La carne è debole e troppo spesso si assecondano gli istinti invece del cuore perché, per quanto io ne sappia, è la carne a tradire, è il sesso ad allettare e non l’amore a finire.
Può darsi che un uomo ami ancora la sua donna ma che dia più importanza alle esigenze carnali.
In questo caso, per esempio, Daphne mi sa molto di psicopatica che inveisce senza risolvere nulla, ecco. Posso capire che tu abbia deciso di descrivere, così com’è, quello che è successo, ma manca qualcosa.
Manca il VERO dolore di Daphne, i veri sentimenti.
Mancano loro, Calypso; manca il conoscere quelli che sono i sentimenti che hanno spinto entrambi a diventare quelli che sono diventati.
Ti sembrerà strano e forse mi manderai dritta a quel paese ma, in alcune parti, io ho riso.
Qui, per esempio “… in modo che lui rimetta nelle mutande quel maledetto”
Ed è forse questo il motivo per cui ti ho penalizzata nello sviluppo del tema; si chiedeva di parlare della fine di un amore e delle sue ‘catastrofiche’ cause.
Tu, invece, hai messo su una specie di parodia u___u
Magari l’ho letta male ma, davvero, è stata la storia più divertente delle quattro.
E non vai assolutamente penalizzata del tutto, per questo, perché sei stata originale, o no?

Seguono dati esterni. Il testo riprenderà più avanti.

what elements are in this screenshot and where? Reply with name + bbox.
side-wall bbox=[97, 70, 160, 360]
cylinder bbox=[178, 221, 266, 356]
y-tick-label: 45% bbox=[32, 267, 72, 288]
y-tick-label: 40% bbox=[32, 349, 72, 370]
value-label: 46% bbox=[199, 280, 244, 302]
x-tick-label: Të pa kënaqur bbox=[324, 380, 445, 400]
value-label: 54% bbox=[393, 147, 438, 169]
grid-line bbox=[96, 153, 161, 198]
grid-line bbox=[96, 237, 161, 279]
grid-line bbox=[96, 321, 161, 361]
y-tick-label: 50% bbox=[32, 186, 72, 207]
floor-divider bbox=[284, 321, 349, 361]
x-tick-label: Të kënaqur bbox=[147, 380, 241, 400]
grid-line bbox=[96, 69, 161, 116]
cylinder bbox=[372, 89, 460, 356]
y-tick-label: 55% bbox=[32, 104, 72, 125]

Per non parlare della simpatica fine che ha fatto Blaise u___u
E dell’idea del filtro d’amore.
Insomma; la storia in sé per sé è davvero bella, ricca di descrizioni e di accurata attenzione ma, perché quel ma mi torturerà a vita, avresti dovuto giocare un po’ di più sul drammatico che c’è in te.